Just to qualify, I haven't looked at the source, and I have no idea how MAME is architected but I can make some educated guesses. The issue is that multi-core CPU's have only come into vogue in the past couple of years. Prior to that, multi-core systems were somewhat common in the Apple space, but not really on PC's. As such, I don't think much focus was put into architecting the system to take advantage of the extra cores. However, as we move forward there are serious physical limitations to how far we can scale frequency. Extra performance is only going to be had by going wider (more ALU's), and multi-core. MAME cannot simply rely on single CPU's frequency continuing to go higher -- it has to take advantage of the newer architectures to extract maximum performance.
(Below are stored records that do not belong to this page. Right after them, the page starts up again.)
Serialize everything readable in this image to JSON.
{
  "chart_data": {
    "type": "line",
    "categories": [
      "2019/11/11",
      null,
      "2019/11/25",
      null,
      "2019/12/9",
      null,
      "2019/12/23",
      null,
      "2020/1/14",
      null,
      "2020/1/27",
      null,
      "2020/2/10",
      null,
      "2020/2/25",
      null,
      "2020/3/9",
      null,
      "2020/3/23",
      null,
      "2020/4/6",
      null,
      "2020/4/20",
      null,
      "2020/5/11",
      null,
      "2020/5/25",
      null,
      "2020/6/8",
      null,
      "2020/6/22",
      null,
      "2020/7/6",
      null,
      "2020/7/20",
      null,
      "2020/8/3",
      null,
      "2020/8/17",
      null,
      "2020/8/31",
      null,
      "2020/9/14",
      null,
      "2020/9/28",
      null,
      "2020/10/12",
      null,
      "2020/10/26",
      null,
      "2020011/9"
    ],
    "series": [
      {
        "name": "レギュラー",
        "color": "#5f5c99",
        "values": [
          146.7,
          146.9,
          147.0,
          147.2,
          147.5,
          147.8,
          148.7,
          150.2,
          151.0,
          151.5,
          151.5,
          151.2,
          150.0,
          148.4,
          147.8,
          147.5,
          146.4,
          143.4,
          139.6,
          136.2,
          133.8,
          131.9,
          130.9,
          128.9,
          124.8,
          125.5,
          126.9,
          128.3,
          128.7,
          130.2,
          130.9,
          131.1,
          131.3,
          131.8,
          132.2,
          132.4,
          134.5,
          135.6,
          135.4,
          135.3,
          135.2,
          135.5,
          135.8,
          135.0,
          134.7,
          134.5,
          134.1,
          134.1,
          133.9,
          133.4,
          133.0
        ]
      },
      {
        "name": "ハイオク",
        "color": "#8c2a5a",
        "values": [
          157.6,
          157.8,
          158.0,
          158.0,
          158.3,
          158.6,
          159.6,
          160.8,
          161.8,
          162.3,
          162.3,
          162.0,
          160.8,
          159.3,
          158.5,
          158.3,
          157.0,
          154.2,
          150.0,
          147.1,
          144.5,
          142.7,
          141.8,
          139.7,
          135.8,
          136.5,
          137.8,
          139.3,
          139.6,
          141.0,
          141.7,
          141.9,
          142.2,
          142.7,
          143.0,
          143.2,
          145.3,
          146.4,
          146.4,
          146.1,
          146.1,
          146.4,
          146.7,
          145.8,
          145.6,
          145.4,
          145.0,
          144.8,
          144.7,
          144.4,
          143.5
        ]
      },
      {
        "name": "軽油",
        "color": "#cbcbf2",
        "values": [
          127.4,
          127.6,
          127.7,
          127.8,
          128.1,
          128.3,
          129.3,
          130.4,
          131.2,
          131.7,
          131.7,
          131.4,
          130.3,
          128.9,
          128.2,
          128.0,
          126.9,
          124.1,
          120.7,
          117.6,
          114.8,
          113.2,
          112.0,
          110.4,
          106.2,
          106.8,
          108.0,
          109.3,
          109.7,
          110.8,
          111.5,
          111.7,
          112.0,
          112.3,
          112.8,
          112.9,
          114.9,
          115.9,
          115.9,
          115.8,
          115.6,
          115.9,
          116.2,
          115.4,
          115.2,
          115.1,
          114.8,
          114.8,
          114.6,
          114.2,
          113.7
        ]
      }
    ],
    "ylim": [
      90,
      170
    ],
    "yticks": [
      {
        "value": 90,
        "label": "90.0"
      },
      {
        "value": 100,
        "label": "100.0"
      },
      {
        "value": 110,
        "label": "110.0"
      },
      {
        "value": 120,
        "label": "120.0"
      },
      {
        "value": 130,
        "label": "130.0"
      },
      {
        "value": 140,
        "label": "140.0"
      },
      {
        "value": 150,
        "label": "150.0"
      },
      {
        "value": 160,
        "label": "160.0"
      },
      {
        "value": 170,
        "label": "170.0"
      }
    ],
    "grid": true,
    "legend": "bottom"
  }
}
As for your sync'ing argument, I agree that there is a penalty associated with it, but if the operations are properly pipelined, the benefit far outweighs the synchronization. This is just like any modern day superscalar CPU where you can have many operations in flight simultaneously but they still need to sync up at the end of the pipe. At the end of the day, you still get a huge performance win by getting better utilization of the underlying resources. Running an emulator is really not all that different from running other types of code. With some creative thinking, it's often possible to parallelize many problems, or at the very least possible to pipeline or break down the code so that different parts can be run concurrently.
I am sure it's not a trivial problem to solve, but I also don't think it's an impossible problem either.